Considering the fact that Americans are not known for their savings I don't think there's a whole lot to worry about So CA. Personal bankruptcies have become so high legislation keeps being tossed around to "punish the people." Everyone I've spoken to is hoping for something like the Herstatt to happen and bring about conditions in which their credit card and small loan debts are destroyed. They haven't any money in the bank and lack cash to speak of due to their debts. There's no worry whatsoever about "losing ones money."

-- Paula (chowbabe@pacbell.net), October 18, 1999.

But if all money is created from debt, and then "money" is "lost" somehow, then does our economy spiral down the drain?

-- Jim (waiting@aol.com), October 19, 1999.

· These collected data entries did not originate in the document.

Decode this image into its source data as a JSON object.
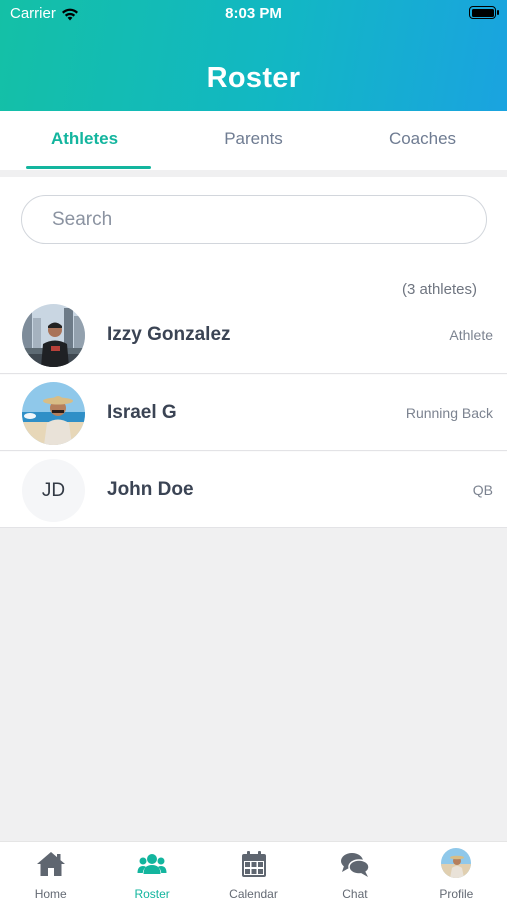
{
  "status_bar": {
    "carrier": "Carrier",
    "time": "8:03 PM"
  },
  "header": {
    "title": "Roster"
  },
  "tabs": [
    {
      "label": "Athletes",
      "active": true
    },
    {
      "label": "Parents",
      "active": false
    },
    {
      "label": "Coaches",
      "active": false
    }
  ],
  "search": {
    "placeholder": "Search",
    "value": ""
  },
  "athlete_count": "(3 athletes)",
  "athletes": [
    {
      "name": "Izzy Gonzalez",
      "role": "Athlete",
      "avatar": "photo-city"
    },
    {
      "name": "Israel G",
      "role": "Running Back",
      "avatar": "photo-beach"
    },
    {
      "name": "John Doe",
      "role": "QB",
      "initials": "JD"
    }
  ],
  "tab_bar": [
    {
      "label": "Home",
      "icon": "home-icon"
    },
    {
      "label": "Roster",
      "icon": "users-icon",
      "active": true
    },
    {
      "label": "Calendar",
      "icon": "calendar-icon"
    },
    {
      "label": "Chat",
      "icon": "chat-icon"
    },
    {
      "label": "Profile",
      "icon": "profile-avatar"
    }
  ],
  "colors": {
    "accent": "#13b59e",
    "header_start": "#14c0a6",
    "header_end": "#1aa3e0",
    "inactive": "#6f7c92"
  }
}
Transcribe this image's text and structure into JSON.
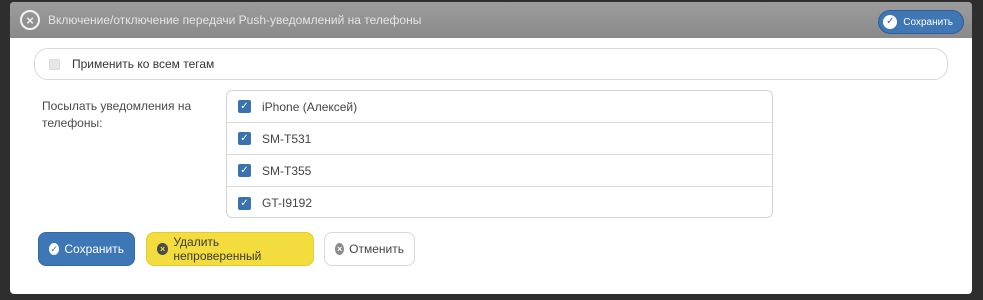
{
  "dialog": {
    "title": "Включение/отключение передачи Push-уведомлений на телефоны",
    "title_save_label": "Сохранить"
  },
  "apply_all": {
    "label": "Применить ко всем тегам",
    "checked": false
  },
  "send_to": {
    "label": "Посылать уведомления на телефоны:",
    "phones": [
      {
        "label": "iPhone (Алексей)",
        "checked": true
      },
      {
        "label": "SM-T531",
        "checked": true
      },
      {
        "label": "SM-T355",
        "checked": true
      },
      {
        "label": "GT-I9192",
        "checked": true
      }
    ]
  },
  "footer": {
    "save_label": "Сохранить",
    "delete_label": "Удалить непроверенный",
    "cancel_label": "Отменить"
  },
  "colors": {
    "primary": "#3d77b6",
    "warning": "#f3dd3e",
    "titlebar": "#9c9c9c"
  },
  "icons": {
    "close": "close-circle-icon",
    "save": "check-circle-icon",
    "delete": "x-circle-icon",
    "cancel": "x-circle-icon"
  }
}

>> But if all money is created from debt, and then "money" is "lost" somehow, then does our economy spiral down the drain? <<

When debts are defaulted, the lender loses money. That is obvious. In the case of banks, loans appear on the books as assets. When bank loans turn sour, the banks must move what was once an asset over into a loss. This results in the loss of money. That is obvious.

When banks begin to lose money, due to the inability of their lendees to repay loans, banks turn cautious. If enough debtors default, banks become strapped and begin to fail. Surviving banks become even more cautious.

Like it or not, credit is the lubricant that greases the economy. If banks cut back drastically on credit, the economy stops growing. If enough of a credit crunch develops, and enough loans turn sour, the economy begins to shrink. As the economy shrinks, people lose their jobs, or get cut back on their hours. The process can snowball.

Eventually, the bad debts get burned out of the system. What controls the length of the process is how long it takes before banks can get their balance sheets back into the black. If a long period of optimism precedes the downturn, the number of questionable loans is very high. The process of bad debt liquidation can get up a pretty large head of steam. Even strong businesses can find that they had booked too many sales to weak customers.

We are coming out of a period of excessively optimistic loaning practises. It may get rather bad before it gets better.

-- Brian McLaughlin (brianm@ims.com), October 19, 1999.


Brian, well said.

The International Monitoring testimony to Congress suggested that foreign exchange trading would be halted prior to Dec 31 because it is in excess of USD 1 trillion per day and no participant could afford any delay or disruption in settlement.

So, if foreign exchange trading stops, even for a short period, what would be the ramiifcations?

I suspect a drop in world trade and a slow down in post Y2K remediation by the "fix on failure" crowd. This slow down in international would likely affect domestic lending and credit worthiness assessements. So if the "fix on failure" firm needs a loan to fix their failure, they could be SOL.

This finacial disruption appears to be a strategy by the big players whether Y2K + BITR or Y2K = TEOTWAWKI as it is a premeptive move prior to actual Y2K rollover.

This appears to be as critical as the actual Y2K software/hardware glitches.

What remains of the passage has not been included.